Here you are looking like a fool slamming down a console, PlayStation 3, almost 2 years before it is launched.
Of course, the valiant knight of truth as you basically called yourself, vowed to end ignorance have to tell people why PlayStation 3 will be a failure, just like PlayStation 2 was or was supposed to be according to your predictions, they might think you are a fool for calling it so early, but you know better...
Please, wake up man...
How do they save money with CELL ?
Sticking a $15 dollars CELL chip manufactured in-house instead of a $20 chip bought from a third party vendor which really costed him $12 and the other $8 are for R&D of the current product and future ones.
Also, with all the fab space SCE has, they have the capacity of producing more chips for the rest of Sony furtherly saving money and not leaving those 90 nm and 65 nm lines used at non full potential.
Even if we replace the main $25 DSP chip and CPU with a $40 in-house fabbed CELL chip for this device A ( produced by Sony Consumer Electronics ), we will still save money if we can produce more chips in-house: save $25 dollars on other 5 the rest of the chips of the system because you ar eproducing them in-mass in-house and you are all-set, ending up with let's say $50 dollars for the system with components mostly bought outside and $50 dollars for the system with components mostly fabbed in-house.
Same price you would say ? No...
With the $50 dollars you paid for the mostly SCE fabbed system you are paying back also the R&D costs SCE needed for its fabs, thus paying back your own SCE investment.
The reasoning it is simple: to keep fighting hard in the console market SCE has needed to have a very competitive Semiconductor R&D sector ( and important alliances [Toshiba, IBM] ).
In order to do that they need money to be invested.
How can this benefit the rest of Sony ?
So far the rest of Sony took the fat sacks full of cash SCE made and spent them, not even with a lot of efficiency if I have to be honest ( all IMHO ).

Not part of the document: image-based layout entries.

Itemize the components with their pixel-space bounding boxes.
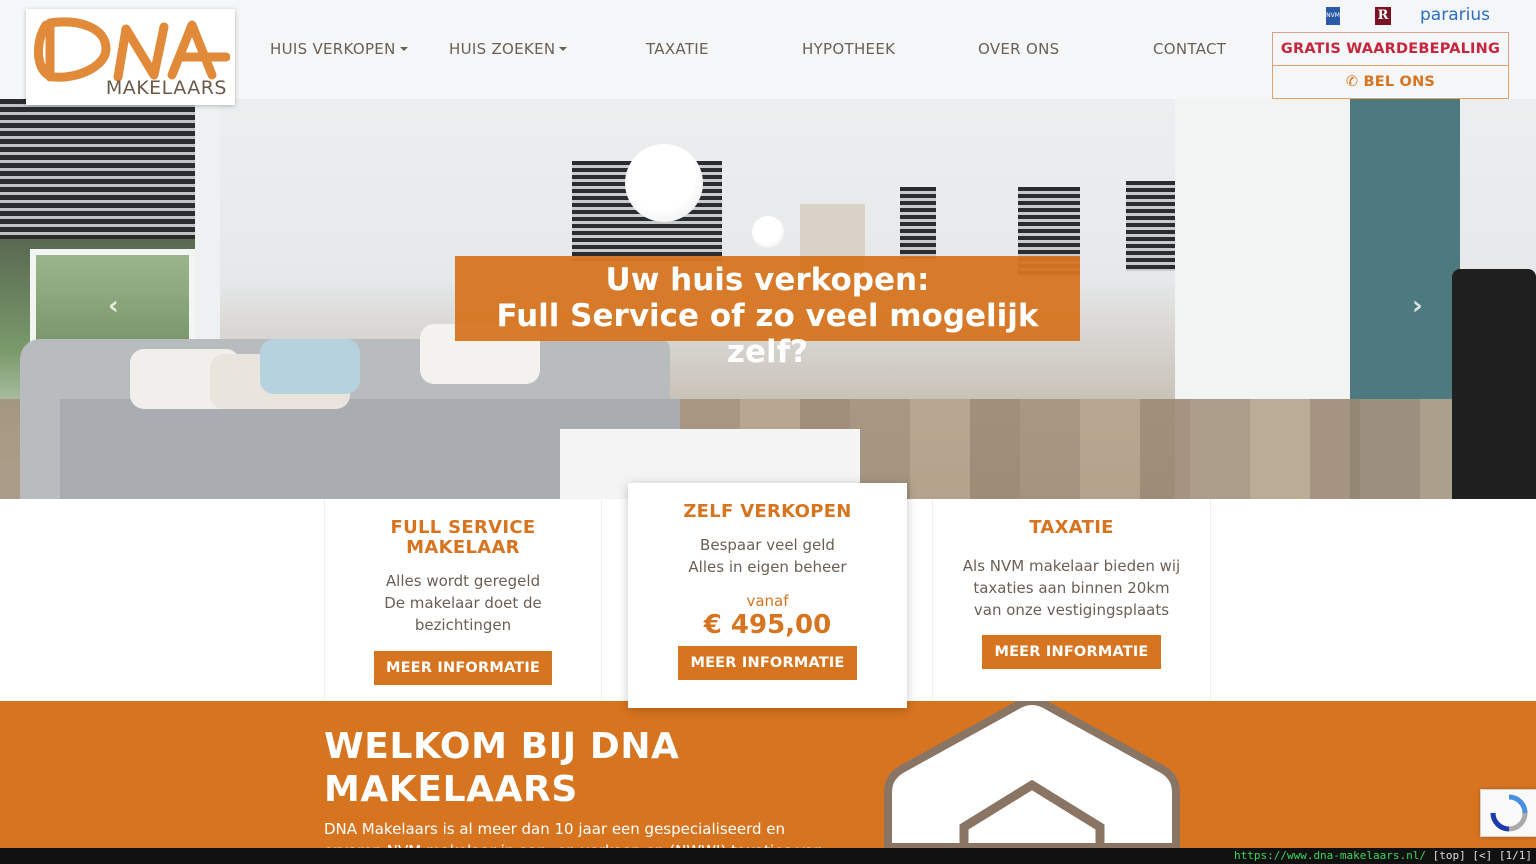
bel-ons-label: BEL ONS [1363, 74, 1436, 90]
logo-subtitle: MAKELAARS [105, 77, 227, 99]
hero-carousel: Uw huis verkopen: Full Service of zo vee… [0, 99, 1536, 499]
card-line: Alles in eigen beheer [688, 558, 847, 576]
house-graphic [884, 701, 1180, 851]
card-line: Als NVM makelaar bieden wij taxaties aan… [962, 557, 1181, 619]
meer-informatie-button[interactable]: MEER INFORMATIE [678, 646, 857, 680]
hero-stove [1452, 269, 1536, 499]
hero-window [1126, 181, 1176, 271]
card-taxatie: TAXATIE Als NVM makelaar bieden wij taxa… [932, 499, 1211, 699]
phone-icon: ✆ [1345, 74, 1359, 90]
hero-blinds [0, 99, 195, 239]
card-line: Bespaar veel geld [700, 536, 835, 554]
nav-over-ons[interactable]: OVER ONS [978, 40, 1059, 58]
status-url: https://www.dna-makelaars.nl/ [1233, 849, 1427, 862]
nav-huis-verkopen[interactable]: HUIS VERKOPEN [270, 40, 408, 58]
nav-contact[interactable]: CONTACT [1153, 40, 1226, 58]
hero-caption: Uw huis verkopen: Full Service of zo vee… [455, 256, 1080, 370]
nav-huis-zoeken[interactable]: HUIS ZOEKEN [449, 40, 568, 58]
card-title: ZELF VERKOPEN [683, 501, 852, 522]
price-prefix: vanaf [746, 592, 789, 610]
welcome-text: DNA Makelaars is al meer dan 10 jaar een… [324, 820, 824, 851]
card-title: TAXATIE [1029, 517, 1114, 538]
card-line: Alles wordt geregeld [385, 572, 541, 590]
hero-window [900, 187, 936, 259]
recaptcha-badge[interactable] [1480, 789, 1536, 837]
price: € 495,00 [703, 610, 832, 640]
hero-caption-line1: Uw huis verkopen: [605, 262, 930, 298]
welcome-title: WELKOM BIJ DNA MAKELAARS [324, 726, 680, 810]
hero-lamp [625, 144, 703, 222]
carousel-next-icon[interactable]: › [1412, 291, 1423, 321]
meer-informatie-button[interactable]: MEER INFORMATIE [982, 635, 1161, 669]
hero-lamp [752, 216, 784, 248]
card-zelf-verkopen: ZELF VERKOPEN Bespaar veel geld Alles in… [628, 483, 907, 708]
nvm-logo[interactable]: NVM [1326, 7, 1340, 25]
nav-hypotheek[interactable]: HYPOTHEEK [802, 40, 895, 58]
dna-makelaars-logo[interactable]: MAKELAARS [26, 9, 235, 105]
dna-logo-mark [33, 17, 230, 82]
r-logo[interactable]: R [1375, 7, 1391, 25]
card-full-service: FULL SERVICE MAKELAAR Alles wordt gerege… [324, 499, 602, 699]
cta-box: GRATIS WAARDEBEPALING ✆ BEL ONS [1272, 32, 1509, 99]
chevron-down-icon [399, 47, 408, 51]
hero-caption-line2: Full Service of zo veel mogelijk zelf? [496, 298, 1039, 370]
partner-logos: NVM R pararius [1320, 5, 1520, 27]
meer-informatie-button[interactable]: MEER INFORMATIE [373, 651, 553, 685]
recaptcha-icon [1490, 794, 1528, 832]
service-cards: FULL SERVICE MAKELAAR Alles wordt gerege… [0, 483, 1536, 708]
nav-taxatie[interactable]: TAXATIE [646, 40, 709, 58]
status-position: [top] [<] [1/1] [1432, 849, 1532, 862]
carousel-prev-icon[interactable]: ‹ [108, 291, 119, 321]
status-bar: https://www.dna-makelaars.nl/ [top] [<] … [0, 848, 1536, 864]
card-title: FULL SERVICE MAKELAAR [390, 517, 536, 558]
chevron-down-icon [559, 47, 568, 51]
site-header: MAKELAARS HUIS VERKOPEN HUIS ZOEKEN TAXA… [0, 0, 1536, 105]
gratis-waardebepaling-button[interactable]: GRATIS WAARDEBEPALING [1272, 32, 1509, 66]
hero-pillow [260, 339, 360, 394]
pararius-logo[interactable]: pararius [1420, 5, 1490, 25]
welcome-section: WELKOM BIJ DNA MAKELAARS DNA Makelaars i… [0, 701, 1536, 851]
card-line: De makelaar doet de bezichtingen [384, 594, 542, 634]
bel-ons-button[interactable]: ✆ BEL ONS [1272, 65, 1509, 99]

Now, there is need of increasing the over-al profit margins and the idea behind CELL and behind sllowing SCE to keep up its Semiconductor investment is to make that kind of progress benefit the rest of Sony in a more creative and proactive way: why cannot the rest of Sony stop fighting and competing against SCE's R&D and we make of an evolved SCE the practical center of our consolidated Semiconductor business and we nuse the excess fab capacity it does have for manufacturing chips to be used in Sony products ? To make it even a sweeter deal, why do not we use chips that SCE already produces for itself in other Sony products ?
Nobody is happy about Sony buying $2+ Billion worth of ICs from competitors and third parties when it could manufacture a good part of them in-house saving money and paying your other sectors R&D instead of paying the competitors' R&D for them.
The whole Microsoft-nVIDIA fight over Xbox components would have allowed Microsoft to lose less money if they had licensed the IP and they were having UMC or TSMC make the chip directly for them.
Another example to show why having more direct control on manufacturing can be helpful.